A lo que íbamos. ¿Cómo circula la información por los diferentes canales y qué consecuencias conlleva? En el primer caso, de la dirección a los posibles interesados, casi se podría decir que fue inútil, pero… no, hubo alguien en Cantabria que desmintiendo la norma no sólo hizo llegar la información, sino que impulsó la asistencia de siete Agentes Medioambientales de su comunidad en Valsaín, curiosamente ellos no tenían experiencia en trabajos de este tipo, aunque su asistencia puede tener consecuencias a medio plazo.
El resto de las administraciones dejaron la información ignorada sobre alguna mesa, en algunos casos cuando se pidieron desde “abajo” detalles, desempolvaron el papel y se confirmó que era una reunión oficial. Claramente el tema no despertó ningún interés en las cúpulas administrativas. En Extremadura se impidió expresamente la asistencia de sus Agentes a pesar de que los hay con experiencia en estas lides.
Esto en cuanto a la vía de arriba abajo, ahora vamos a la de abajo a arriba. El anuncio en Guardabosques hizo que hubiera numerosas consultas sobre la reunión. Había bastante confusión sobre si era o no un curso, pero aclarado que no lo era, compañeros de varias comunidades, que finalmente no asistieron, expresaron su interés. Lamentablemente el piélago administrativo se tragó la mayor parte de las buenas intenciones, eso a pesar de que se daba alojamiento gratis a los participantes y de que no se completaron las plazas.
Pero hubo casos heroicos, gente que contra viento y marea tenían un interés claro y no cejaron en su empeño. De los grupos en esta tesitura creo que hay que destacar a los andaluces que superaron todas las trabas administrativas con donaire, y diría más, con bravura.
Hay una situación más que reseñar para, por un lado hacer justicia, y por otro, añadir un matiz importante a la realidad que vive esta actividad. Si por parte de los cargos directivos no se percibió el interés que podía entrañar la reunión, no ocurre lo mismo por parte de los técnicos de conservación. Hubo varios casos en los que desempeñaron un papel importante apoyando la presencia de los agentes en el encuentro, llevando su papel más allá de lo exigible a sus funciones. Aquí hay que mencionar los casos de Segovia y Salamanca.
Resumiendo podemos decir que este encuentro realizó una fotografía de la situación de los trabajos en altura dentro de nuestro colectivo en España. En ella se aprecia que es una actividad extendida a gran parte del territorio, en la que la participa un número importante de compañeros y despierta un gran interés entre individuos y grupos repartidos por todo el país.
Excepto en algunos casos, las direcciones de las administraciones competentes carecen de una idea u objetivo sobre esta actividad, pero si existe la necesidad de realizar estos trabajos y los cuadros técnicos encargados en ellas la perciben claramente.
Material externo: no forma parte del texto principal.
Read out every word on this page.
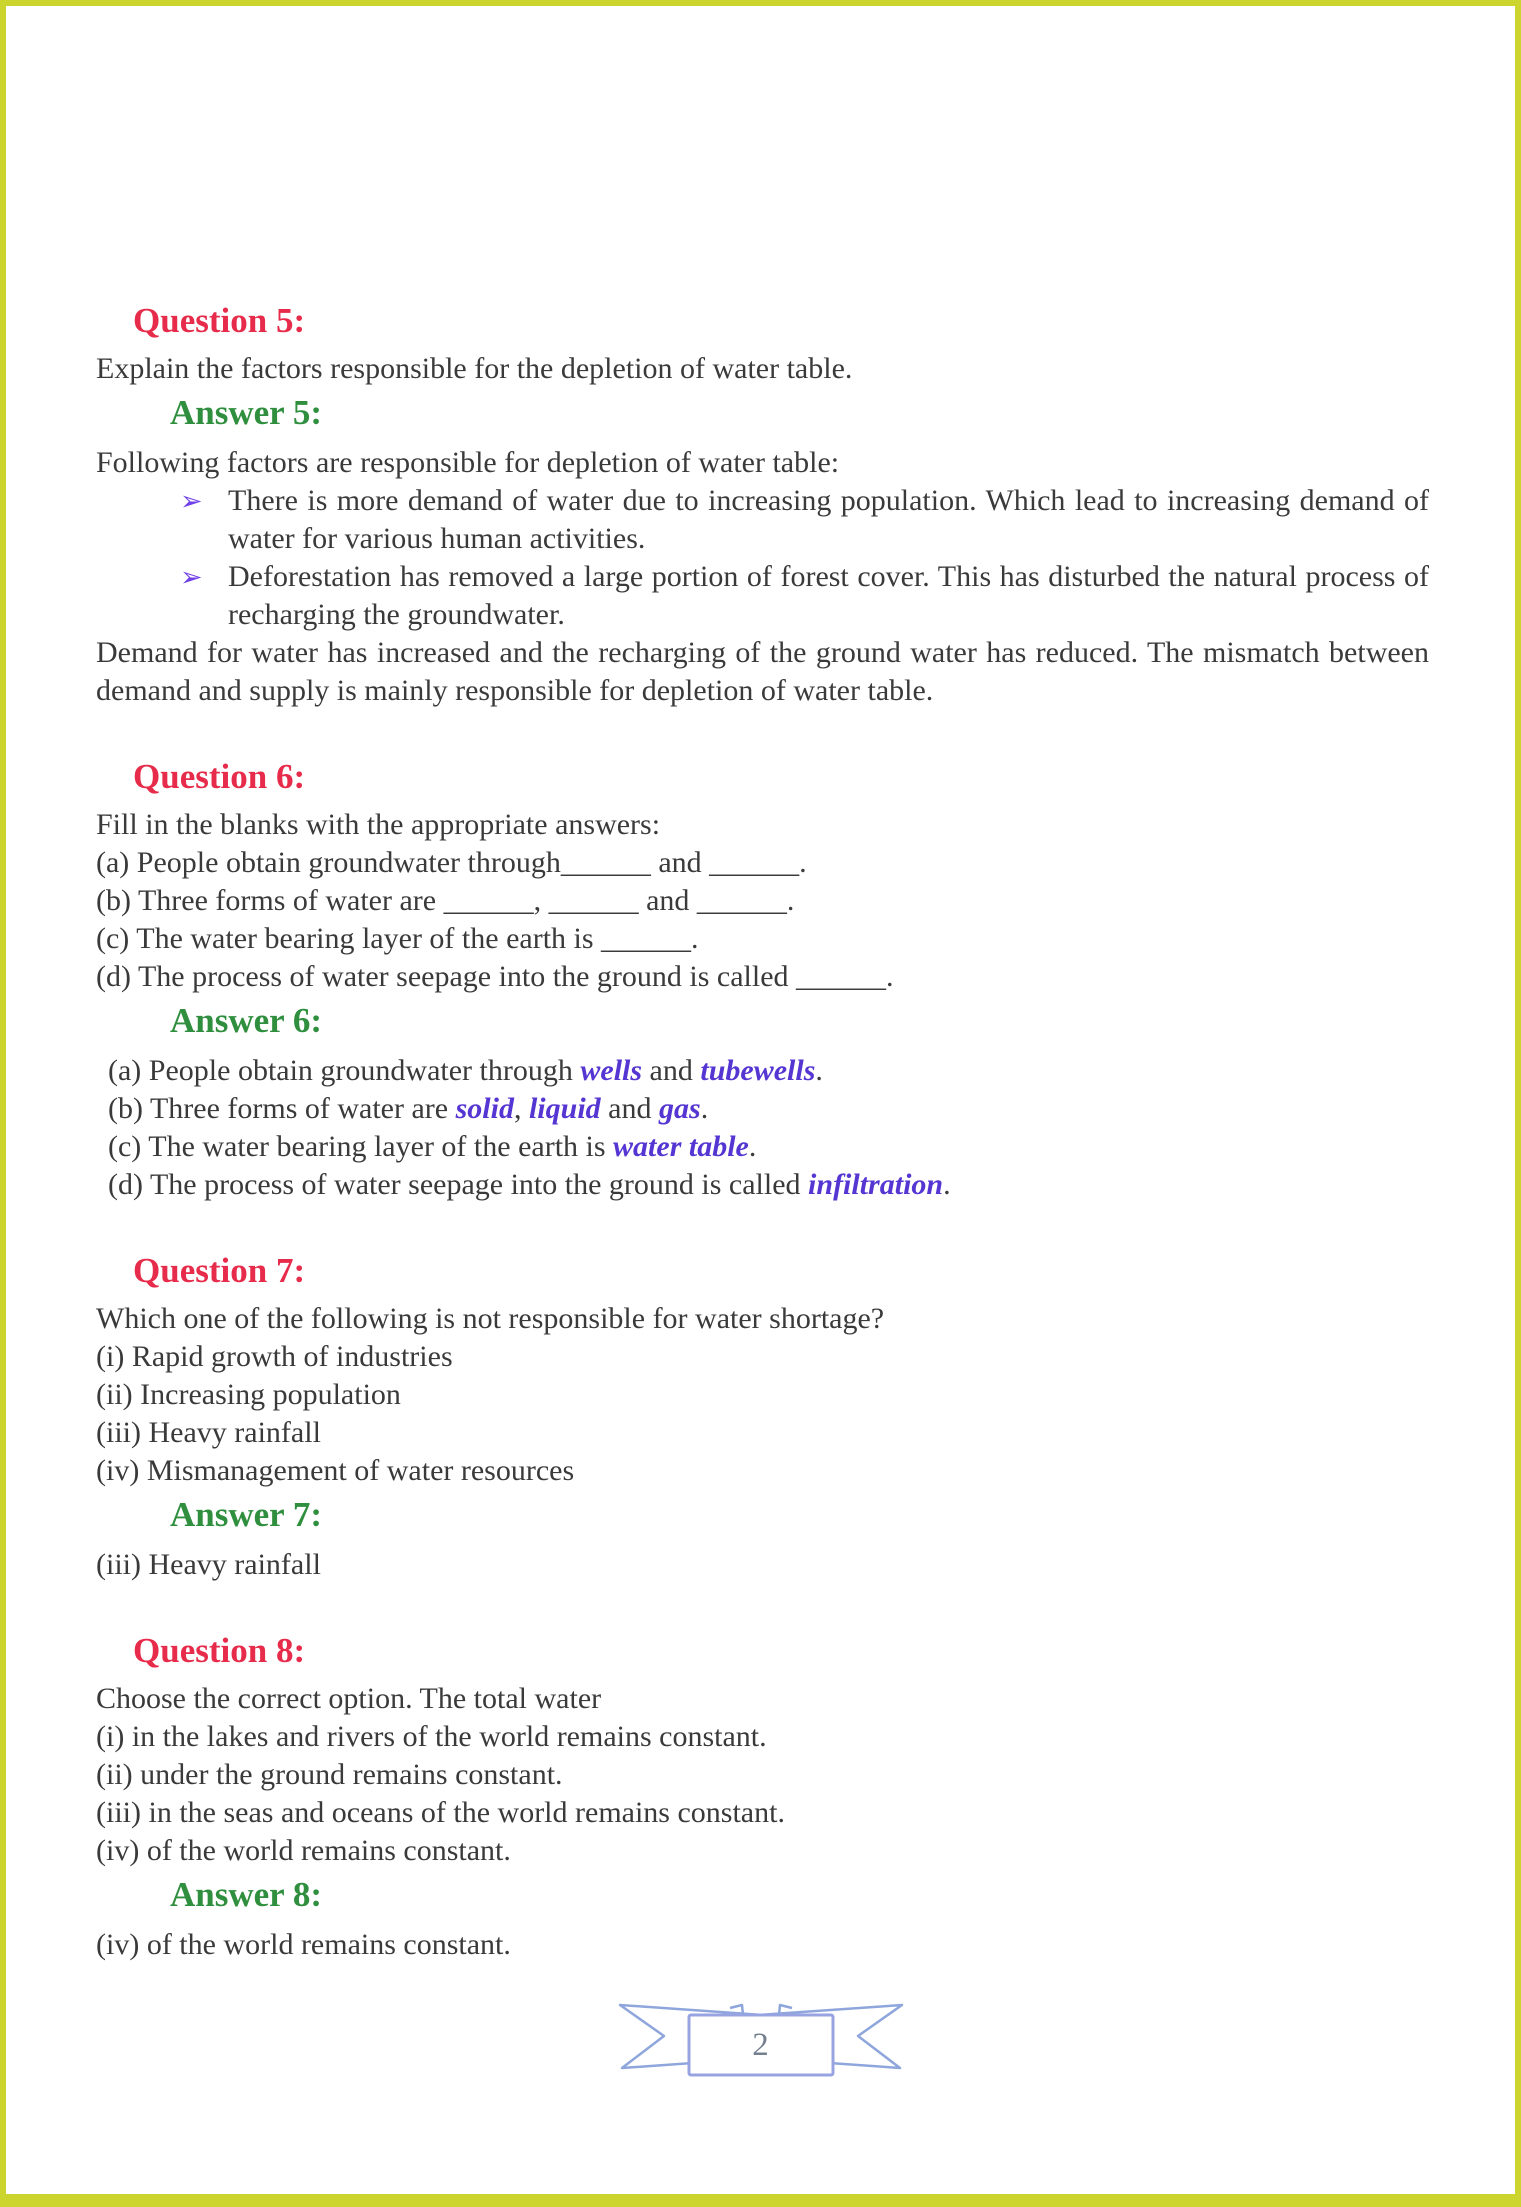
Question 5:

Explain the factors responsible for the depletion of water table.

Answer 5:

Following factors are responsible for depletion of water table:

➢ There is more demand of water due to increasing population. Which lead to increasing demand of water for various human activities.

➢ Deforestation has removed a large portion of forest cover. This has disturbed the natural process of recharging the groundwater.

Demand for water has increased and the recharging of the ground water has reduced. The mismatch between demand and supply is mainly responsible for depletion of water table.

Question 6:

Fill in the blanks with the appropriate answers:

(a) People obtain groundwater through______ and ______.

(b) Three forms of water are ______, ______ and ______.

(c) The water bearing layer of the earth is ______.

(d) The process of water seepage into the ground is called ______.

Answer 6:

(a) People obtain groundwater through wells and tubewells.

(b) Three forms of water are solid, liquid and gas.

(c) The water bearing layer of the earth is water table.

(d) The process of water seepage into the ground is called infiltration.

Question 7:

Which one of the following is not responsible for water shortage?

(i) Rapid growth of industries

(ii) Increasing population

(iii) Heavy rainfall

(iv) Mismanagement of water resources

Answer 7:

(iii) Heavy rainfall

Question 8:

Choose the correct option. The total water

(i) in the lakes and rivers of the world remains constant.

(ii) under the ground remains constant.

(iii) in the seas and oceans of the world remains constant.

(iv) of the world remains constant.

Answer 8:

(iv) of the world remains constant.

2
Normalmente impulsados por iniciativas individuales que se han extendido y en algunos casos han conseguido el apoyo de los cuadro técnicos, se han desarrollado operativos, algunos a nivel de Comunidad Autónoma (Aragón y Cataluña), y en otros a nivel provincial (Salamanca, Segovia, Toledo), en otras zonas comienzan a desarrollarse, (Murcia y Andalucía). Caso aparte el Ministerio donde estos trabajos están recogidos explícitamente en la RPT dentro de las funciones de los Ayudantes Técnicos de vida Silvestre.
Que un miembro de este colectivo se suba a un nido en un árbol o baje por un cortado no sorprende a nadie. La pasión por la naturaleza es uno de los móviles más importantes que atrae a la profesión, y la afición a la escalada o la espeleología está muy extendida entre sus componentes. La otra vertiente que hace perder el miedo a la altura es la fascinación por las rapaces.
Con estos dos banderines de enganche, el de los adictos a la adrenalina y el de los pajareros impenitentes, las filas de los posibles voluntarios están bien nutridas. La cuestión que palpita detrás de todo el tema de los trabajos en altura desarrollados por la guardería, es si debemos ser nosotros quienes los realicemos o no.
Si la conservación de los recursos naturales está encomendada por la sociedad a los departamentos a los que pertenecemos, y si en esa tarea es preciso realizar actividades en altura, han de ser estos departamentos quienes se encarguen de que se ejecuten. Por vocación, por recursos humanos, por ubicación en el medio e implicación en el trabajo, la guardería está no solo capacitada sino que debería ser la encargada de llevarlos a cabo, máxime cuando de algunas de las actuaciones se pueden desprender consecuencias jurídicas que requieran la presencia de agentes de la autoridad para su ejecución.
Se da el caso de que en ocasiones se recurre a otros colectivos, Guardia Civil, bomberos, para realizar algunas actuaciones en altura. Bienvenida sea toda la ayuda, pero lo lógico es que cada departamento cuente con medios propios para desarrollar sus funciones, sin menoscabo de colaboraciones puntuales cuando sean necesarias.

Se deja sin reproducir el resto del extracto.